Section 1 — The Nature of Belief
Session 1 of 16
Monday, July 27, 2026
What is a belief?
We begin with the most fundamental question of the course: what exactly is a belief — and how is it different from a fact, an opinion, or a value? In this opening session we build the vocabulary and conceptual framework that will carry us through the next seven sessions. You will learn to identify beliefs in language, distinguish them from other kinds of claims, and start examining the assumptions underneath your own thinking.
Vocabulary for this session
beliefopinionconvictionassumptionworldview
Grammar focus
Grammar focus: Distinguishing belief from fact — "I believe that..." vs "The evidence shows..." vs "It is widely accepted that..." These three structures do very different work in English. The first signals a personal mental state; the second appeals to external data; the third invokes shared consensus. Recognizing which structure a speaker is using — and whether it is the appropriate one — is a core critical-thinking and language skill.
Come prepared to discuss
"Is there a difference between believing something and knowing it?

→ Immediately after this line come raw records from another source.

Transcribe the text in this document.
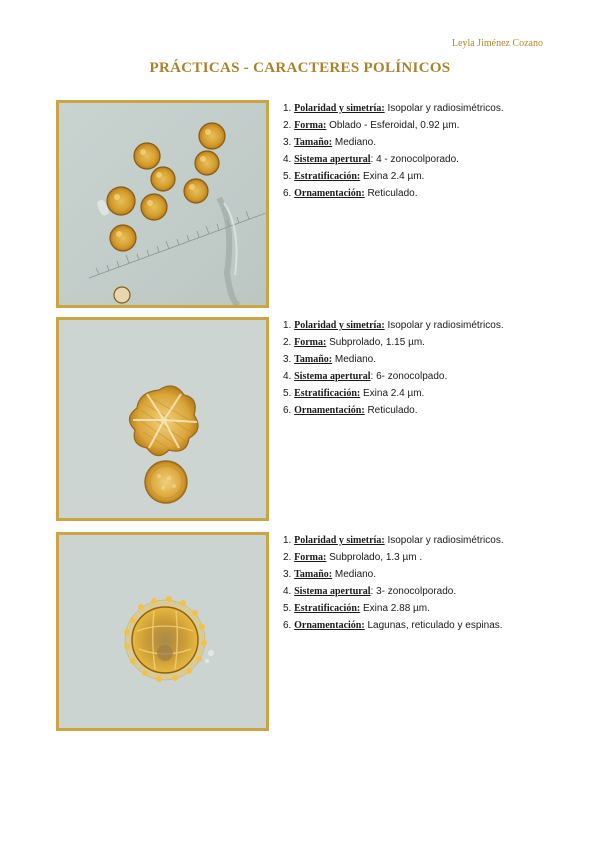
Leyla Jiménez Cozano
PRÁCTICAS - CARACTERES POLÍNICOS
1. Polaridad y simetría: Isopolar y radiosimétricos.
2. Forma: Oblado - Esferoidal, 0.92 µm.
3. Tamaño: Mediano.
4. Sistema apertural: 4 - zonocolporado.
5. Estratificación: Exina 2.4 µm.
6. Ornamentación: Reticulado.
1. Polaridad y simetría: Isopolar y radiosimétricos.
2. Forma: Subprolado, 1.15 µm.
3. Tamaño: Mediano.
4. Sistema apertural: 6- zonocolpado.
5. Estratificación: Exina 2.4 µm.
6. Ornamentación: Reticulado.
1. Polaridad y simetría: Isopolar y radiosimétricos.
2. Forma: Subprolado, 1.3 µm .
3. Tamaño: Mediano.
4. Sistema apertural: 3- zonocolporado.
5. Estratificación: Exina 2.88 µm.
6. Ornamentación: Lagunas, reticulado y espinas.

How do you decide what counts as knowledge?"
Before this session
Prepare: Read a short text where a person expresses both beliefs and facts. As you read, underline the statements that feel like facts and circle the statements that feel like beliefs or opinions. Be ready to share the language — the specific words and phrases — that signaled each category to you.
Task-Based Activity
Give students a list of 10 statements — a mix of beliefs, opinions, facts, and values. Students work individually to categorize each one, then compare in pairs. Debrief as a class: Which ones were easy to categorize? Which were contested? What language features helped — or confused? Follow up with a short debate: "Can you know something without being able to prove it?" Students take sides and must use the session's target language.
Career-Oriented Take — How to Frame It
In professional settings — presentations, negotiations, reports — the ability to distinguish your beliefs from the evidence is a mark of credibility. Saying "I believe we should pursue this strategy" is honest and useful. Saying "The evidence shows this strategy works" when it doesn't is damaging to your reputation. This course trains a skill that is directly bankable in any career.
Big Picture — Global Context
All human reasoning begins with assumptions we rarely question. The most dangerous beliefs are not the ones we argue about — they are the ones so deeply embedded we do not even recognize them as beliefs. This course is, at its core, an invitation to surface those assumptions and examine them in English.
Homework (assign after session)
Write down 5 personal beliefs — things you genuinely hold to be true. For each one, write one sentence explaining where you think that belief came from: a family member, a cultural tradition, a personal experience, something you read, or your own reasoning. We will return to these in Session 2.